Here is the truth about the college process– it is repulsive. Around this time a year ago, I had my first meeting with my college counselor. I remember feeling so eager, ready to dive right into my college journey. We spent our forty-five minutes discussing what type of school I wanted to attend for the next four years and came up with a list of at least ten schools we thought would be a good fit for me. Fast forward a few months, and I am now a senior at the Academy. The fun is over, and it is now time to start writing my college essays while simultaneously retaking the ACT for the fourth time. The stress is high, but I am still optimistic that the work I am putting in will be worth it. After months of working on college essays to meet deadlines, I’d finally finished all of my applications. I applied to most of my schools Early Admission, so December was my month that would tell all, or so I thought…

That optimism that I once had quickly dwindled as I started to receive letters back from my schools. The first letter I received was an acceptance, and at that point I thought I actually had a solid chance of getting into most of my schools. But then came the deferrals (my early application was moved to the regular decision pool). After that one acceptance, it was deferral after deferral after deferral until I’d received six deferrals. Some of the schools I expected a deferral from, while some were safety schools that I expected to get into without getting deferred. Then came the rejections. And after that were a few more deferrals and acceptances. I spent hours writing and perfecting my supplement essays, hours making sure my common application looked stellar, hours preparing for interviews with different representatives from different schools, hours trying everything I could do to gain admissions to these schools. But the reality is, like many other high schools seniors, I didn’t get into a single school that was in my top three.

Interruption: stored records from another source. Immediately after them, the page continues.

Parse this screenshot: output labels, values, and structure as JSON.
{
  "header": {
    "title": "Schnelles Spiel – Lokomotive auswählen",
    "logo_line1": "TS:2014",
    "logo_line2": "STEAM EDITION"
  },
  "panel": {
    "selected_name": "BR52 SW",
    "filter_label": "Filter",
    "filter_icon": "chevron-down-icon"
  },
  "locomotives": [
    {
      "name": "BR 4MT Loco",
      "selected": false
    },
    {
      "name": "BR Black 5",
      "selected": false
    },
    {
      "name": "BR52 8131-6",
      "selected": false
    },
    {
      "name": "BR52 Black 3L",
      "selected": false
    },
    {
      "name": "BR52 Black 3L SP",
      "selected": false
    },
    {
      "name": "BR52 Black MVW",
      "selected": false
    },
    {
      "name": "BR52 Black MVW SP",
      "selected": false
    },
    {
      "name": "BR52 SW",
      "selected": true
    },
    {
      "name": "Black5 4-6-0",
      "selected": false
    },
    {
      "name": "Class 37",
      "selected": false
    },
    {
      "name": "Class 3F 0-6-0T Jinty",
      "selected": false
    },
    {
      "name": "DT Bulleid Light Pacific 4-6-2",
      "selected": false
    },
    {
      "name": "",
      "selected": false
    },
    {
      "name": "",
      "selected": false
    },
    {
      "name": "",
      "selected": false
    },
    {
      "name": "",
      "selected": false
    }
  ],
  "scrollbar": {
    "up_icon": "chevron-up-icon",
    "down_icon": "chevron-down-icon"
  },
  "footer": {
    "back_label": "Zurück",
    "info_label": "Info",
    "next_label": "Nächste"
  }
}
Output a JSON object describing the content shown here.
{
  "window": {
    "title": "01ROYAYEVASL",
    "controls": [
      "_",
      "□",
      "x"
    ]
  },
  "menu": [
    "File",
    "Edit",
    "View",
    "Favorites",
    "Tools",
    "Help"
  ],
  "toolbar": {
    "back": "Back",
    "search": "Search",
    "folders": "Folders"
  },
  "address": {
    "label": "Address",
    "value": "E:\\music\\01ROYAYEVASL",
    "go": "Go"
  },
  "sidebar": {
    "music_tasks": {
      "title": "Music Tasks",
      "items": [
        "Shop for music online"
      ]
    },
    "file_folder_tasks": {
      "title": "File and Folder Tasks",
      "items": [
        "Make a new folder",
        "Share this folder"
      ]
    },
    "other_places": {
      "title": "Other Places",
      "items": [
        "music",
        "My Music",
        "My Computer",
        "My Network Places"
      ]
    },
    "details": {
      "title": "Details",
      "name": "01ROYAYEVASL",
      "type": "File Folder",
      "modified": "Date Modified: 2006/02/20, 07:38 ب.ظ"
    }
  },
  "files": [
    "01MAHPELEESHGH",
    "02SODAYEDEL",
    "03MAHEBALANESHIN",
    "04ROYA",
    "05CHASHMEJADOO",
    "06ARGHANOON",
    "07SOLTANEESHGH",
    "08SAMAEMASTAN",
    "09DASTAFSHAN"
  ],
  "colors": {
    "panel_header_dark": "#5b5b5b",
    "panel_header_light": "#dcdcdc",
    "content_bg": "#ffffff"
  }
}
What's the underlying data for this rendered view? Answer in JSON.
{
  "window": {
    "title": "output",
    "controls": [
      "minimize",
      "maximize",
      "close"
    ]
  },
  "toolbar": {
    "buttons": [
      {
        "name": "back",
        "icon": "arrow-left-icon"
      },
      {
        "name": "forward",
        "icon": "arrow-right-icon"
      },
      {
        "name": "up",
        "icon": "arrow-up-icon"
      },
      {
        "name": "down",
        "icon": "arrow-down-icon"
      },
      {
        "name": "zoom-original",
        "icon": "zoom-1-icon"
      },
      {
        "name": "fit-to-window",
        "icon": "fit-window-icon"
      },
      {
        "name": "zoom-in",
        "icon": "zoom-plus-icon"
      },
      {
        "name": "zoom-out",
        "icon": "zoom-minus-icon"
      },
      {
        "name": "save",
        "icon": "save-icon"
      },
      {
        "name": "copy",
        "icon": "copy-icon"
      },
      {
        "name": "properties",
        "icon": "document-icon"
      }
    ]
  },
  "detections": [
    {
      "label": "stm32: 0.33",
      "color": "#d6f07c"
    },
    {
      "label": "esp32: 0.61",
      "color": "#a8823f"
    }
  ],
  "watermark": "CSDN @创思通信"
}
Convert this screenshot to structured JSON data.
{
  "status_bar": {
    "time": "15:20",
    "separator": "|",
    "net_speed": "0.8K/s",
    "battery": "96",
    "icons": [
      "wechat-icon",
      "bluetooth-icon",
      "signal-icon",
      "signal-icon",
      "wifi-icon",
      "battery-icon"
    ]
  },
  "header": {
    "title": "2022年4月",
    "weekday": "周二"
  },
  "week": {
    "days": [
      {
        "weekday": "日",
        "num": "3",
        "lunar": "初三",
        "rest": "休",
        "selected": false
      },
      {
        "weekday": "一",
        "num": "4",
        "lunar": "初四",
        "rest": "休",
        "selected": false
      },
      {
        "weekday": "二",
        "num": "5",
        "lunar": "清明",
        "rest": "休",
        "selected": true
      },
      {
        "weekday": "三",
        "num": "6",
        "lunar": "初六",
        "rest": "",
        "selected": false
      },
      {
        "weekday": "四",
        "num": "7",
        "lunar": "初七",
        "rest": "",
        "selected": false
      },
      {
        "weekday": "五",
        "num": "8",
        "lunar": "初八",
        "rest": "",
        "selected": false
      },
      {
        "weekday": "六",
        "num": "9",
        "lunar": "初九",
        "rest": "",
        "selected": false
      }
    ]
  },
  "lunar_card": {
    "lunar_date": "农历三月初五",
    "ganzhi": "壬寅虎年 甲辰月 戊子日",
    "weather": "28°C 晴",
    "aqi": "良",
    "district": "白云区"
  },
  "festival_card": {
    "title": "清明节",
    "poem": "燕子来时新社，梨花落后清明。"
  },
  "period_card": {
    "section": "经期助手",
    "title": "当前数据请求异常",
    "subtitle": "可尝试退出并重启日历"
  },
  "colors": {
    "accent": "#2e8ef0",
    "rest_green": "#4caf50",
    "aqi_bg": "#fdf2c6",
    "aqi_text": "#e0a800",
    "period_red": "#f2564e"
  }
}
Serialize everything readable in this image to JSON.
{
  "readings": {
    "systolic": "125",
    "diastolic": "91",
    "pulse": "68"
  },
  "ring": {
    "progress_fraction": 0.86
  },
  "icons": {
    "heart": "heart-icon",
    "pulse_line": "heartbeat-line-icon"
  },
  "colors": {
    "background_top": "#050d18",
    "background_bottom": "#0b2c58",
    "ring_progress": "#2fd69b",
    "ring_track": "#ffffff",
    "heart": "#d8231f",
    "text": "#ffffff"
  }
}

When facing rejection from schools that you’ve worked so hard to go get into your entire life, it’s difficult. It’s difficult to come to terms with the fact that you may not have gotten a position at your dream school because your family didn’t bribe their rowing team, or because you aren’t a certain type of diversity they’re looking for to fill their quota. It’s difficult to come to terms with the fact that you may not have been selected to attend these institutions based off of outside factors that you have no control of. And it’s easy for you to start comparing yourself to other students who may have gotten into the school of YOUR dreams. But the truth is, the college process is unfair. It is unfair and frustrating, and it can bring you down. What I have learned is that the cards will fall where they belong. I believe that although my school that I will be attending next year wasn’t necessarily in my top three initially, it is where I am meant to be. The college process will change whatever college plan you think you have right now. But that isn’t a bad thing. Embrace it.